I am in danger, you help me. I am deceived, you tell me the
truth. I am neglected, you console me. I am ignorant, you teach me.
Without difficulty I shall call you virtuous. But what will become of
the cardinal and divine virtues? Some of them will remain in the
schools.
What does it matter to me that you are temperate? you observe a precept
of health; you will have better health, and I am happy to hear it. You
have faith and hope, and I am happy still; they will procure you eternal
life. Your divine virtues are celestial gifts; your cardinal virtues are
excellent qualities which serve to guide you: but they are not virtues
as regards your fellow-creature. The prudent man does good to himself,
the virtuous man does good to mankind. St. Paul was right to tell you
that charity prevails over faith and hope.

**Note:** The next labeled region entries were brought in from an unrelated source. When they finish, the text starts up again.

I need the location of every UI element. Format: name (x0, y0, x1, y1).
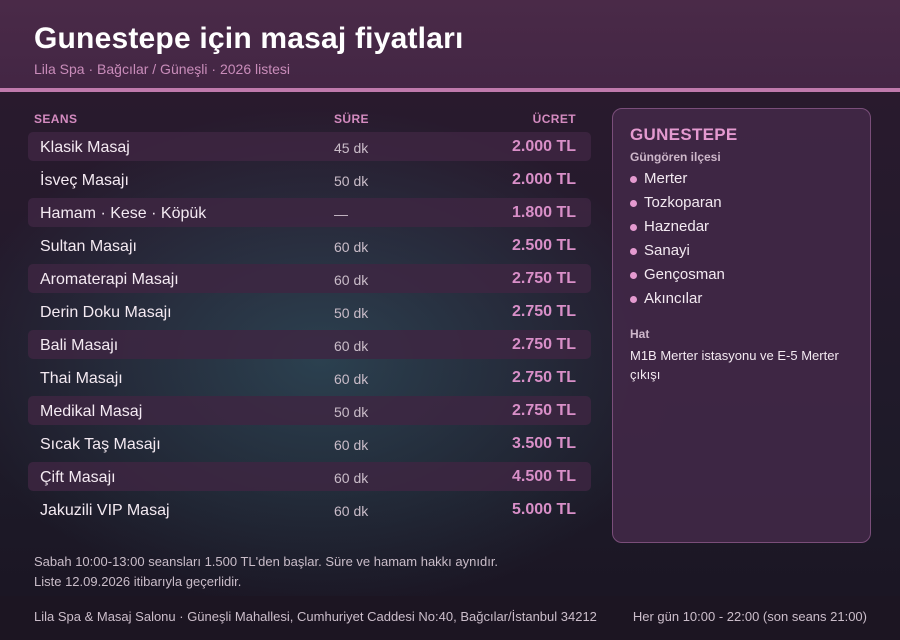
session-name: Thai Masajı (40, 370, 123, 387)
session-price: 2.500 TL (511, 237, 576, 254)
session-name: Aromaterapi Masajı (40, 271, 179, 288)
area-name: Sanayi (644, 242, 690, 259)
table-row: Sıcak Taş Masajı 60 dk 3.500 TL (28, 429, 591, 458)
session-price: 2.000 TL (511, 171, 576, 188)
session-duration: 60 dk (334, 470, 369, 486)
area-name: Akıncılar (644, 290, 703, 307)
session-price: 2.000 TL (511, 138, 576, 155)
list-item: Sanayi (630, 242, 725, 266)
note-line: Sabah 10:00-13:00 seansları 1.500 TL'den… (34, 554, 499, 569)
session-price: 2.750 TL (511, 303, 576, 320)
area-list: Merter Tozkoparan Haznedar Sanayi Genços… (630, 170, 725, 314)
footer: Lila Spa & Masaj Salonu · Güneşli Mahall… (0, 596, 900, 640)
column-header-price: ÜCRET (532, 112, 576, 126)
list-item: Tozkoparan (630, 194, 725, 218)
price-notes: Sabah 10:00-13:00 seansları 1.500 TL'den… (34, 552, 498, 592)
table-row: Sultan Masajı 60 dk 2.500 TL (28, 231, 591, 260)
session-duration: 60 dk (334, 338, 369, 354)
table-row: Derin Doku Masajı 50 dk 2.750 TL (28, 297, 591, 326)
table-body: Klasik Masaj 45 dk 2.000 TL İsveç Masajı… (28, 132, 591, 524)
column-header-session: SEANS (34, 112, 78, 126)
footer-address: Lila Spa & Masaj Salonu · Güneşli Mahall… (34, 609, 597, 624)
area-name: Haznedar (644, 218, 710, 235)
district-title: GUNESTEPE (630, 125, 738, 144)
bullet-dot-icon (630, 296, 637, 303)
transit-text: M1B Merter istasyonu ve E-5 Merter çıkış… (630, 348, 839, 382)
session-price: 2.750 TL (511, 336, 576, 353)
area-name: Tozkoparan (644, 194, 722, 211)
table-row: Hamam · Kese · Köpük — 1.800 TL (28, 198, 591, 227)
area-name: Merter (644, 170, 688, 187)
session-price: 4.500 TL (511, 468, 576, 485)
session-price: 2.750 TL (511, 402, 576, 419)
note-line: Liste 12.09.2026 itibarıyla geçerlidir. (34, 574, 242, 589)
session-duration: 60 dk (334, 272, 369, 288)
table-row: Bali Masajı 60 dk 2.750 TL (28, 330, 591, 359)
list-item: Gençosman (630, 266, 725, 290)
session-duration: 50 dk (334, 404, 369, 420)
table-row: Klasik Masaj 45 dk 2.000 TL (28, 132, 591, 161)
session-name: Medikal Masaj (40, 403, 143, 420)
footer-hours: Her gün 10:00 - 22:00 (son seans 21:00) (632, 609, 867, 624)
district-panel: GUNESTEPE Güngören ilçesi Merter Tozkopa… (612, 108, 871, 543)
column-header-duration: SÜRE (334, 112, 369, 126)
session-duration: — (334, 206, 348, 222)
session-name: Sultan Masajı (40, 238, 137, 255)
table-row: Jakuzili VIP Masaj 60 dk 5.000 TL (28, 495, 591, 524)
session-price: 3.500 TL (511, 435, 576, 452)
table-header: SEANS SÜRE ÜCRET (28, 108, 591, 130)
session-name: Sıcak Taş Masajı (40, 436, 161, 453)
session-name: Jakuzili VIP Masaj (40, 502, 170, 519)
table-row: Thai Masajı 60 dk 2.750 TL (28, 363, 591, 392)
table-row: İsveç Masajı 50 dk 2.000 TL (28, 165, 591, 194)
session-name: Hamam · Kese · Köpük (40, 205, 207, 222)
session-duration: 60 dk (334, 503, 369, 519)
session-name: İsveç Masajı (40, 172, 129, 189)
list-item: Akıncılar (630, 290, 725, 314)
bullet-dot-icon (630, 176, 637, 183)
list-item: Merter (630, 170, 725, 194)
session-name: Çift Masajı (40, 469, 116, 486)
table-row: Medikal Masaj 50 dk 2.750 TL (28, 396, 591, 425)
session-name: Bali Masajı (40, 337, 119, 354)
session-duration: 45 dk (334, 140, 369, 156)
area-name: Gençosman (644, 266, 725, 283)
transit-label: Hat (630, 327, 650, 341)
bullet-dot-icon (630, 248, 637, 255)
session-price: 2.750 TL (511, 270, 576, 287)
session-name: Klasik Masaj (40, 139, 130, 156)
session-price: 2.750 TL (511, 369, 576, 386)
page-header: Gunestepe için masaj fiyatları Lila Spa … (0, 0, 900, 92)
table-row: Çift Masajı 60 dk 4.500 TL (28, 462, 591, 491)
bullet-dot-icon (630, 200, 637, 207)
session-price: 5.000 TL (511, 501, 576, 518)
bullet-dot-icon (630, 224, 637, 231)
page-subtitle: Lila Spa · Bağcılar / Güneşli · 2026 lis… (34, 61, 291, 77)
session-name: Derin Doku Masajı (40, 304, 172, 321)
session-duration: 60 dk (334, 239, 369, 255)
table-row: Aromaterapi Masajı 60 dk 2.750 TL (28, 264, 591, 293)
page-title: Gunestepe için masaj fiyatları (34, 22, 464, 55)
session-duration: 50 dk (334, 173, 369, 189)
session-duration: 60 dk (334, 437, 369, 453)
price-table: SEANS SÜRE ÜCRET Klasik Masaj 45 dk 2.00… (28, 108, 591, 528)
session-price: 1.800 TL (511, 204, 576, 221)
session-duration: 60 dk (334, 371, 369, 387)
district-subtitle: Güngören ilçesi (630, 150, 721, 164)
session-duration: 50 dk (334, 305, 369, 321)
bullet-dot-icon (630, 272, 637, 279)
list-item: Haznedar (630, 218, 725, 242)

But shall only those that are useful to one's fellow-creature be
admitted as virtues? How can I admit any others? We live in society;
really, therefore, the only things that are good for us are those that
are good for society. A recluse will be sober, pious; he will be clad in
hair-cloth; he will be a saint: but I shall not call him virtuous until
he has done some act of virtue by which other men have profited. So long
as he is alone, he is doing neither good nor evil; for us he is nothing.
If St. Bruno brought peace to families, if he succoured want, he was
virtuous; if he fasted, prayed in solitude, he was a saint.